Dalam pernyataannya, Weiman menyoroti bagaimana tentara Israel kerap kali tidak melakukan identifikasi yang memadai terhadap target sebelum melepaskan tembakan. Hal ini berujung pada jatuhnya korban sipil yang tidak bersalah, termasuk perempuan dan anak-anak. Ia menggambarkan bahwa logika yang digunakan sering kali adalah melakukan eskalasi kekerasan tanpa mempertimbangkan konsekuensi kemanusiaan.

Weiman juga mengutip kesaksian dari para prajurit yang bertugas di Gaza. Salah satu kesaksian yang paling mencengangkan datang dari seorang prajurit yang tidak disebutkan namanya, yang menyatakan, “Kami diberi instruksi untuk menembak apa pun yang bergerak.” Pernyataan ini mengindikasikan adanya budaya di kalangan militer yang mendorong penggunaan kekuatan mematikan secara berlebihan, bahkan tanpa adanya ancaman langsung yang jelas.
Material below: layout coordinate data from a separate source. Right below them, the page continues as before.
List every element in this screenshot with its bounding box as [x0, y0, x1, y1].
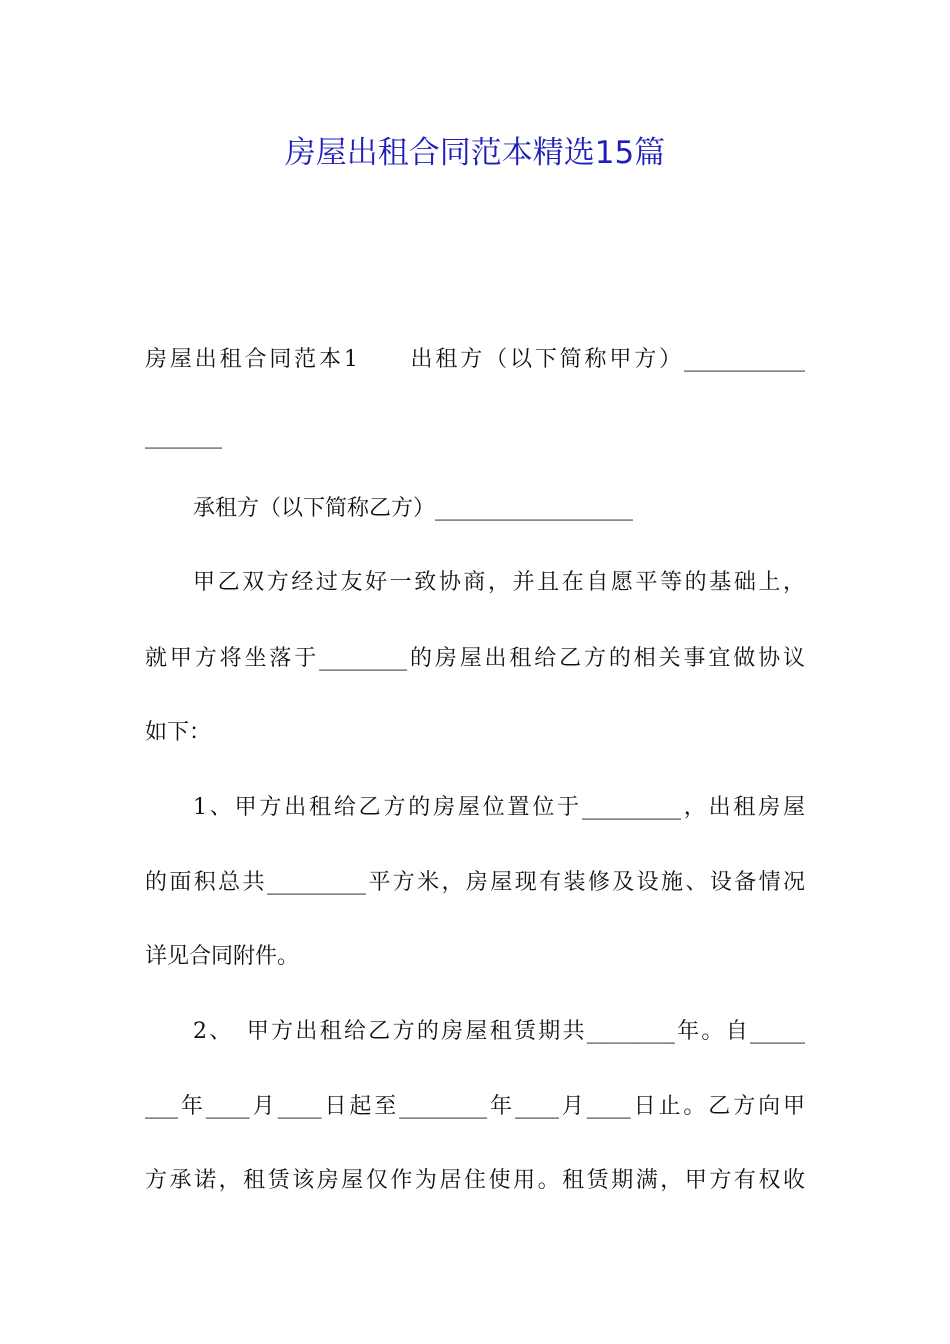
text-line-12: 方承诺，租赁该房屋仅作为居住使用。租赁期满，甲方有权收 — [145, 1168, 805, 1193]
text-line-11: ___年____月____日起至________年____月____日止。乙方向甲 — [145, 1094, 805, 1119]
text-line-3: 承租方（以下简称乙方）__________________ — [193, 496, 634, 521]
text-line-1: 房屋出租合同范本1 出租方（以下简称甲方）___________ — [145, 347, 805, 372]
text-line-4: 甲乙双方经过友好一致协商，并且在自愿平等的基础上， — [193, 570, 805, 595]
text-line-7: 1、甲方出租给乙方的房屋位置位于_________，出租房屋 — [193, 795, 805, 820]
text-line-6: 如下： — [145, 720, 212, 745]
text-line-10: 2、 甲方出租给乙方的房屋租赁期共________年。自_____ — [193, 1019, 805, 1044]
text-line-8: 的面积总共_________平方米，房屋现有装修及设施、设备情况 — [145, 870, 805, 895]
text-line-5: 就甲方将坐落于________的房屋出租给乙方的相关事宜做协议 — [145, 646, 805, 671]
text-line-2: _______ — [145, 424, 222, 449]
document-title: 房屋出租合同范本精选15篇 — [284, 135, 666, 171]
text-line-9: 详见合同附件。 — [145, 944, 300, 969]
Lebih lanjut, Weiman menggarisbawahi bahwa proses identifikasi target sering kali dilakukan setelah insiden penembakan terjadi. Hal ini sangat bertentangan dengan hukum internasional yang mengharuskan adanya verifikasi yang cermat sebelum melakukan serangan. “Mereka membunuh dulu, baru kemudian berusaha mencari alasan atau justifikasi atas tindakan mereka,” ujar Weiman.

Kelompok Breaking the Silence, yang didirikan pada tahun 2004, bertujuan untuk memberikan suara kepada para prajurit Israel yang bertugas di wilayah pendudukan dan menyuarakan kesaksian mereka. Melalui pengumpulan testimoni ini, kelompok tersebut berupaya untuk mendokumentasikan dan melaporkan pelanggaran hak asasi manusia yang terjadi, serta mendorong akuntabilitas di kalangan militer Israel. Pengungkapan Weiman kali ini semakin memperkuat urgensi dari upaya advokasi yang dilakukan oleh Breaking the Silence dalam menyoroti dampak destruktif dari kebijakan militer Israel.